A YOUNG mum who smashed a glass into a love rival’s head in a moment of jealous rage has been told she will not be jailed.

Jamila Helali began her bar room attack by shouting abuse at her victim, who she believed had slept with her boyfriend when she was pregnant.

Then, when the other girl approached the 25-year-old nanny to ask what was wrong she hit her in the face with a glass, leaving her scarred.

Helali pleaded not guilty to unlawful wounding, claiming she was acting in self defence, but she was convicted following a trial at Swindon Crown Court.

Victim Holly Gibbs told the trial she had gone out in Old Town with a few girlfriends on the evening of Friday July 14 last year.

After a couple of glasses of Prosecco in the Royal Oak they headed to Longs Bar on Victoria Road, going into the smoking area.

Almost immediately she said she was aware of a woman, who she recognised from social media as Helali because she knew her sister, shouting abuse at her.

David Maunder, prosecuting, said the defendant was yelling ‘slag’ and other derogatory terms, apparently being egged on by friends.

He said grainy CCTV showed Holly going across, her phone in one hand and bag in the other, to ask what the problem was.

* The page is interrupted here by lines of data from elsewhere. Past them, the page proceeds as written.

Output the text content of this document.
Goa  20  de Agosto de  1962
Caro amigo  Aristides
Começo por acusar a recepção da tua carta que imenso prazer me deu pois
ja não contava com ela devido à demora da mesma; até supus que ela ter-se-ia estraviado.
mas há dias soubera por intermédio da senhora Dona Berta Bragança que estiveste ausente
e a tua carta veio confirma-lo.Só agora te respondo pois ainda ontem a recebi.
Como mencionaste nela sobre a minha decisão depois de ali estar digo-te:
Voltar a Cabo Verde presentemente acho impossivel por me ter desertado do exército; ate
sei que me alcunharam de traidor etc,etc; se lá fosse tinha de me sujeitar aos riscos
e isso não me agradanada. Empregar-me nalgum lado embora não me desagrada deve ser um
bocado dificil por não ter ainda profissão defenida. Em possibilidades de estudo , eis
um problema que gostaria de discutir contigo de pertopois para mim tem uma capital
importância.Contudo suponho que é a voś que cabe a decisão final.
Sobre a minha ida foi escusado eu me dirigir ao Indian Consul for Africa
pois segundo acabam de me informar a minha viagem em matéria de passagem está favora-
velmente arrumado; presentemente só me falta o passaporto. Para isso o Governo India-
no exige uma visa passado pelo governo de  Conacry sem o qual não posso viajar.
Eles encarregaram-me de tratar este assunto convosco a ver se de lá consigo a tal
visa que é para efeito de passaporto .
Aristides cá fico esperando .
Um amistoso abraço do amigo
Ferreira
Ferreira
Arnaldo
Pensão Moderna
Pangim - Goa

The jury was told that the defendant almost immediately swung at her and caught her over her left eye with a glass, which did not break.

Following a short melee between the two groups of women, split up by bouncers the victim and friends set off to the Co-op car park for a lift to hospital.

But they bumped into the attacker’s group on Wood Street and as Holly was calling police she said the defendant came over and said: "I have got a kid, don’t do this to me."

When she was questioned Helali claimed she had simply meant to pour her drink on the victim as she feared she may be attacked and had not meant to strike her.

But following the trial, a jury of six men and six women found her guilty by a majority of 10 to two.

Richard Williams, defending, said his client lived alone with her son on Welbeck Close, Walcot, and worked as a nanny. He asked for a pre-sentence report to be carried out on his client, who had never been in trouble with the police before.

Judge Robert Pawson said “She has no previous, is a young single mother obviously doing a reasonable job in respect of raising her child who, in a moment of jealous rage and madness, carried out this assault.

“I am not minded to pass an immediate custodial sentence though it obviously a serious matter. She scarred another young person.”

He adjourned the case to November 22 and released her on bail, telling her to have no contact with prosecution witnesses.